Z taką inicjatywą wyszedł niedawno Alior Bank, o czym przypomina "Rzeczpospolita". W 30 oddziałach postawił specjalne lustra, na których klienci widzą produkty, które do tej pory nie kojarzyły się raczej z bankami.
Znajdziemy tam m. in. zegarki, opaski monitorujące stan zdrowia, roboty do nauki programowania czy elektryczne hulajnogi. Jeśli klient zdecyduje się coś kupić, to kurier przywiezie mu to do domu.

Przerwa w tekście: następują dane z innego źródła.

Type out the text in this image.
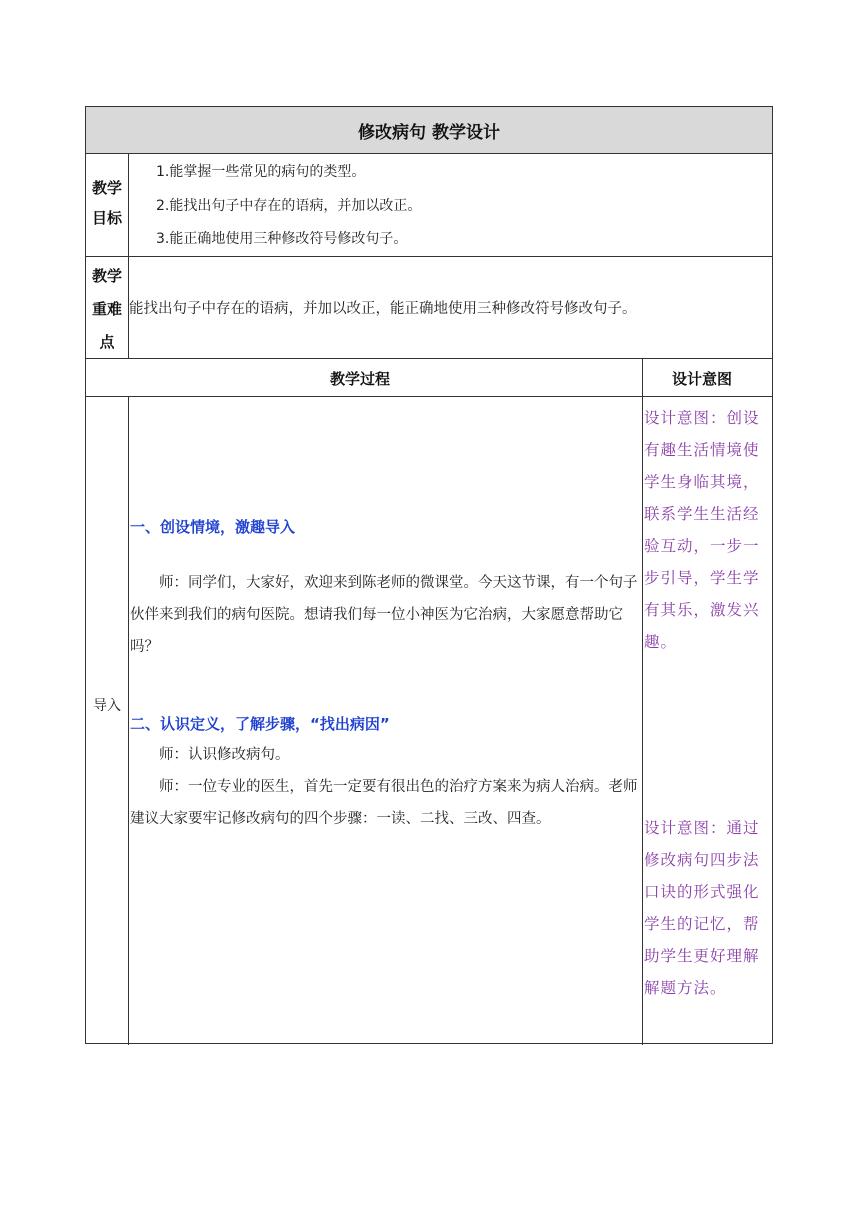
修改病句 教学设计
教学
目标
1.能掌握一些常见的病句的类型。
2.能找出句子中存在的语病，并加以改正。
3.能正确地使用三种修改符号修改句子。
教学
重难
点
能找出句子中存在的语病，并加以改正，能正确地使用三种修改符号修改句子。
教学过程	设计意图
导入
一、创设情境，激趣导入
师：同学们，大家好，欢迎来到陈老师的微课堂。今天这节课，有一个句子伙伴来到我们的病句医院。想请我们每一位小神医为它治病，大家愿意帮助它吗？
二、认识定义，了解步骤，“找出病因”
师：认识修改病句。
师：一位专业的医生，首先一定要有很出色的治疗方案来为病人治病。老师建议大家要牢记修改病句的四个步骤：一读、二找、三改、四查。
设计意图：创设有趣生活情境使学生身临其境，联系学生生活经验互动，一步一步引导，学生学有其乐，激发兴趣。
设计意图：通过修改病句四步法口诀的形式强化学生的记忆，帮助学生更好理解解题方法。
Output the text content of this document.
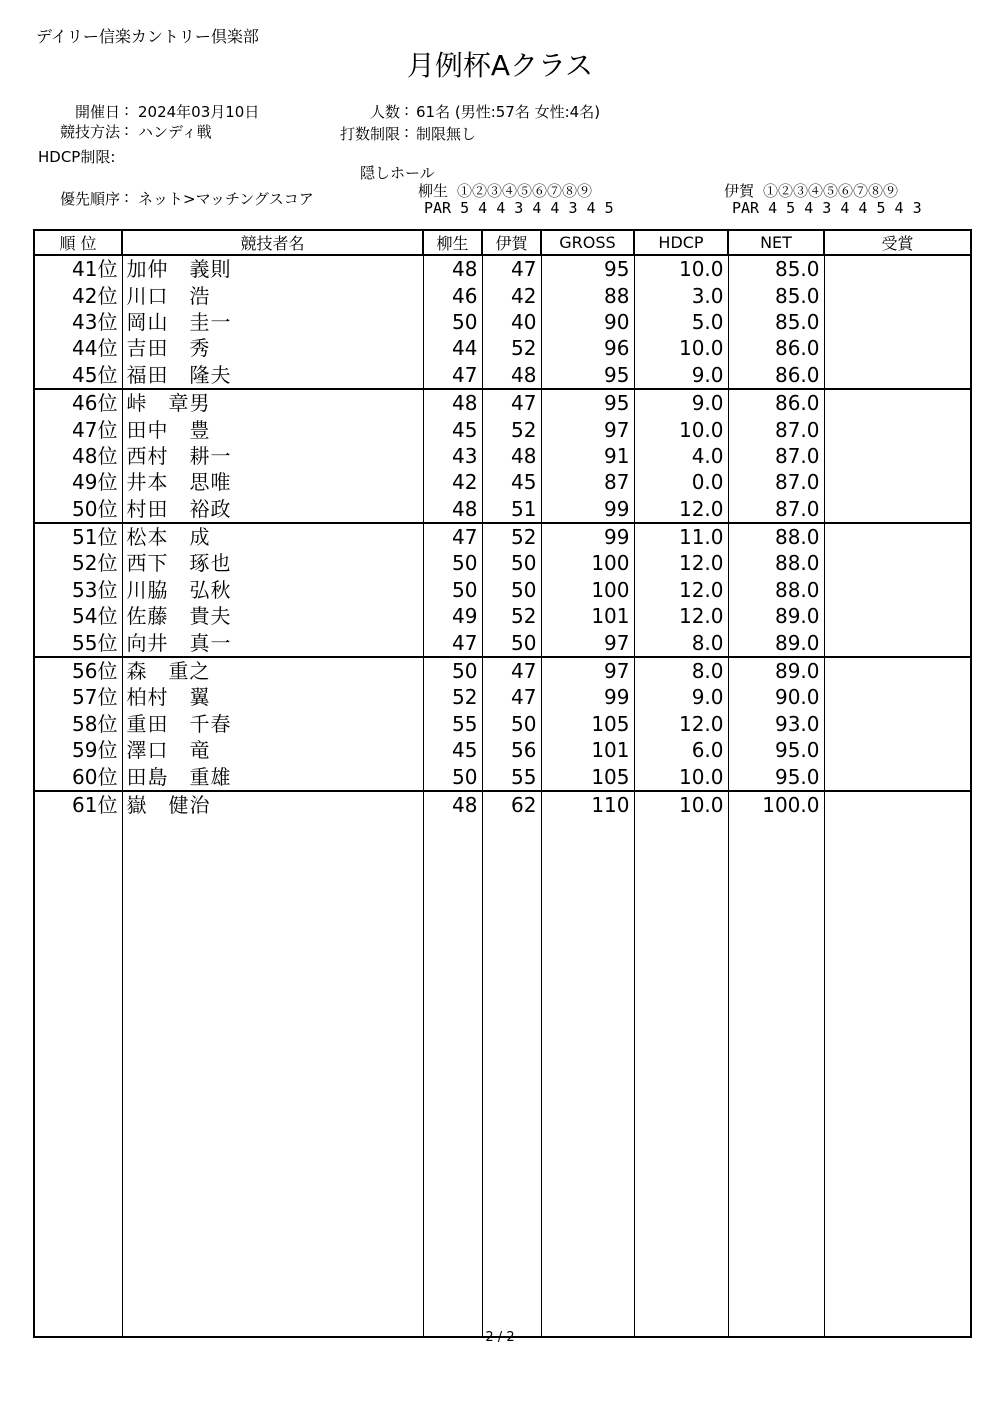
デイリー信楽カントリー倶楽部
月例杯Aクラス
開催日 : 2024年03月10日
競技方法 : ハンディ戦
HDCP制限:
優先順序 : ネット>マッチングスコア
人数 : 61名 (男性:57名 女性:4名)
打数制限 : 制限無し
隠しホール
柳生 ①②③④⑤⑥⑦⑧⑨
PAR 5 4 4 3 4 4 3 4 5
伊賀 ①②③④⑤⑥⑦⑧⑨
PAR 4 5 4 3 4 4 5 4 3
順 位	競技者名	柳生	伊賀	GROSS	HDCP	NET	受賞
41位	加仲　義則	48	47	95	10.0	85.0	
42位	川口　浩	46	42	88	3.0	85.0	
43位	岡山　圭一	50	40	90	5.0	85.0	
44位	吉田　秀	44	52	96	10.0	86.0	
45位	福田　隆夫	47	48	95	9.0	86.0	
46位	峠　章男	48	47	95	9.0	86.0	
47位	田中　豊	45	52	97	10.0	87.0	
48位	西村　耕一	43	48	91	4.0	87.0	
49位	井本　思唯	42	45	87	0.0	87.0	
50位	村田　裕政	48	51	99	12.0	87.0	
51位	松本　成	47	52	99	11.0	88.0	
52位	西下　琢也	50	50	100	12.0	88.0	
53位	川脇　弘秋	50	50	100	12.0	88.0	
54位	佐藤　貴夫	49	52	101	12.0	89.0	
55位	向井　真一	47	50	97	8.0	89.0	
56位	森　重之	50	47	97	8.0	89.0	
57位	柏村　翼	52	47	99	9.0	90.0	
58位	重田　千春	55	50	105	12.0	93.0	
59位	澤口　竜	45	56	101	6.0	95.0	
60位	田島　重雄	50	55	105	10.0	95.0	
61位	嶽　健治	48	62	110	10.0	100.0	

2 / 2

Z kolei Bank Millenium wystartował z platformą Goodie. Klienci znajdą na niej informacje o zniżkach i promocjach w centrach handlowych, sklepach czy restauracjach. Korzystać z niej mogą jednak nie tylko posiadacze rachunków w tym konkretnym banku. Jest ona darmowa i dostępna dla wszystkich.
PKO BP natomiast planuje w swoim internetowym serwisie wprowadzić możliwość doładowania kart podarunkowych oraz liczników energii. Już kilka lat temu ING Bank Śląski udostępnił z kolei platformę, w której można monitorować przetargi publiczne.
Po co takie rozszerzanie działalności? Niektóre banki chcą przyciągnąć klientów do oddziałów stacjonarnych. - Działanie na tak konkurencyjnym rynku jak polski – w otoczeniu firm fintech, IT i telekomunikacyjnych - wymaga od banków rozwijania nie tylko usług bankowych, ale otwarcia na nieszablonowe rozwiązania - mówi rzecznik Banku Millenium, Iwona Jarzębska.
- Banki więc muszą uatrakcyjnić ofertę i uzupełnić ją o elementy spoza standardowego zestawu, żeby zwiększyć liczbę i częstotliwość kontaktów z klientami - dodaje Tomasz Dymowski z Raiffeisen Polbank.
Chodzi więc nie tyle o sprzedaż produktów, ale o wyróżnienie na tle konkurencji. Temu służą niestandardowe promocje niektórych banków.